History of Pride in Toronto


Toronto is known as one of the most LGBTQ friendly cities out there, but this wasn’t always the case. There were a lot of people who contributed to the fight for equality throughout the decades and who we have to thank for the progress that has been made since then. People like John Herbert, an Eaton’s employee was arrested in Toronto in 1947 for being dressed as a woman in public and was sentenced to four months in a youth detention center.

During the 1950s into the 1960s, the RCMP would keep tabs on homosexuals and employees of gay bars in different cities across the country. The force also worked with the FBI to surveillance homosexuals and would alert them when a suspected homosexual would cross the border into the United States. They even went as far as to create their own unit that was dedicated to rooting out and removing all homosexuals from government and law enforcement.

It wasn’t until 1969 that the city saw the first sign of acceptance with the decriminalization of homosexuality. Magazines would stop publishing underground the first gay liberation newsmagazine, The Body Politic began publishing. The decriminalization did prevent a lot of LGBT member s from being criminally charged for their actions but it didn’t solve everything. A lot of immigrants were still rejected based on the fact they were gay.

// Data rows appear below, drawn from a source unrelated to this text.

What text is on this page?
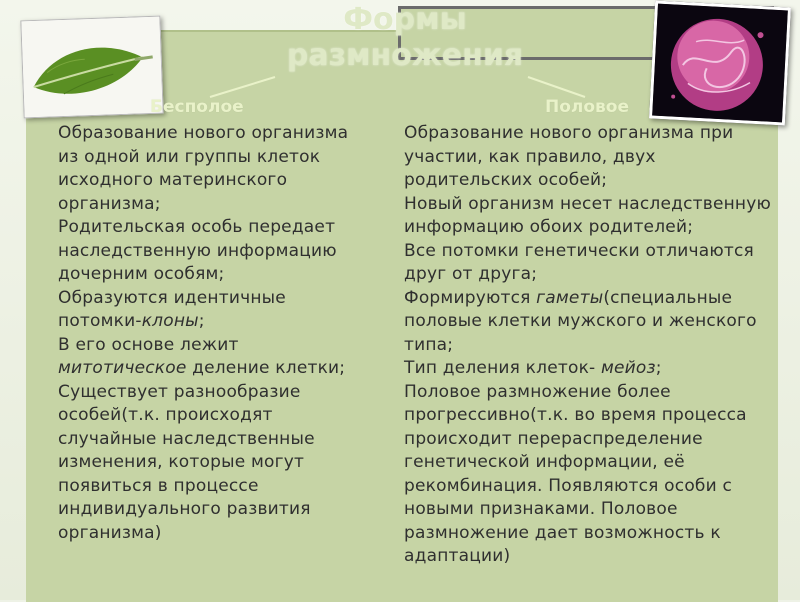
Формы
размножения
Бесполое	Половое
Образование нового организма из одной или группы клеток исходного материнского организма;
Родительская особь передает наследственную информацию дочерним особям;
Образуются идентичные потомки-клоны;
В его основе лежит митотическое деление клетки;
Существует разнообразие особей(т.к. происходят случайные наследственные изменения, которые могут появиться в процессе индивидуального развития организма)
Образование нового организма при участии, как правило, двух родительских особей;
Новый организм несет наследственную информацию обоих родителей;
Все потомки генетически отличаются друг от друга;
Формируются гаметы(специальные половые клетки мужского и женского типа;
Тип деления клеток- мейоз;
Половое размножение более прогрессивно(т.к. во время процесса происходит перераспределение генетической информации, её рекомбинация. Появляются особи с новыми признаками. Половое размножение дает возможность к адаптации)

In 1981, police raided a number of Toronto bathhouses which were seen as a sanctuary for gay men. They arrested hundreds of people, many of whom were not out to their friends and family. More raids took place the following month and it was not until 2016 that Toronto police chief Mark Saunders publicly apologized to the LGBT community for the raids.

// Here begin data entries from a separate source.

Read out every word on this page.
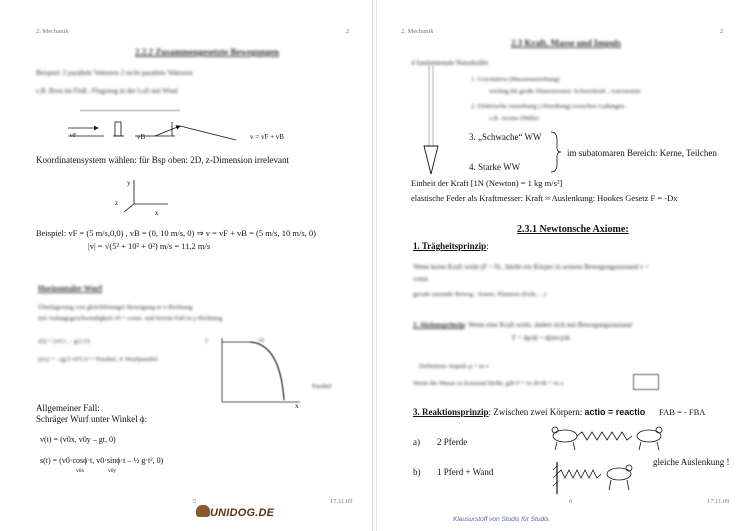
2. Mechanik	2
2.2.2 Zusammengesetzte Bewegungen
Beispiel: 2 parallele Vektoren 2 nicht parallele Vektoren
z.B. Boot im Fluß ; Flugzeug in der Luft mit Wind
vF	vB	v = vF + vB
Koordinatensystem wählen: für Bsp oben: 2D, z-Dimension irrelevant
y
z
x
Beispiel: vF = (5 m/s,0,0) , vB = (0, 10 m/s, 0) ⇒ v = vF + vB = (5 m/s, 10 m/s, 0)
|v| = √(5² + 10² + 0²) m/s = 11,2 m/s
Horizontaler Wurf
Überlagerung von gleichförmiger Bewegung in x-Richtung
mit Anfangsgeschwindigkeit v0 = const. und freiem Fall in y-Richtung
r(t) = (v0 t , - g/2 t²)
y(x) = - (g/2 v0²) x² = Parabel, ∧ Wurfparabel
y	v0
x
Parabel
Allgemeiner Fall:
Schräger Wurf unter Winkel ϕ:
v(t) = (v0x, v0y – gt, 0)
s(t) = (v0·cosϕ·t, v0·sinϕ·t – ½ g·t², 0)
v0x	v0y
5	17.11.09
UNIDOG.DE
2. Mechanik	2
2.3 Kraft, Masse und Impuls
4 fundamentale Naturkräfte
1. Gravitation (Massenanziehung)
wichtig für große Dimensionen: Schwerkraft , Astronomie
2. Elektrische Anziehung (Abstoßung) zwischen Ladungen
z.B. Atome (Hülle)
3. „Schwache“ WW
4. Starke WW
im subatomaren Bereich: Kerne, Teilchen
Einheit der Kraft [1N (Newton) = 1 kg m/s²]
elastische Feder als Kraftmesser: Kraft ≈ Auslenkung: Hookes Gesetz F = -Dx
2.3.1 Newtonsche Axiome:
1. Trägheitsprinzip:
Wenn keine Kraft wirkt (F = 0) , bleibt ein Körper in seinem Bewegungszustand v =
const.
gerade unrunde Beweg.: Sonne, Planeten (Erde, ...)
2. Aktionsprinzip: Wenn eine Kraft wirkt, ändert sich mit Bewegungszustand
F = dp/dt = d(mv)/dt
Definition: Impuls p = m v
Wenn die Masse m konstant bleibt, gilt F = m dv/dt = m a
3. Reaktionsprinzip: Zwischen zwei Körpern: actio = reactio FAB = - FBA
a) 2 Pferde
b) 1 Pferd + Wand
gleiche Auslenkung !
6	17.11.09
Klausurstoff von Studis für Studis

Following the police raids, three thousand protestors that came out to rally against police violence towards the LGBT community, smashing care windows, lighting fired, and clashing with police. This soon evolved into an annual event and has turned into the pride parade we take part in today. Pride Week in Toronto is the largest event of its kind in Canada with over 90 floats and crowds that gather in the hundreds of thousands.

Ontario was the first province to legalize gay marriage on June 10th 2003 followed by the entire country by 2005. Canada became the fourth country to allow same sex couples to marry and the first outside of Europe.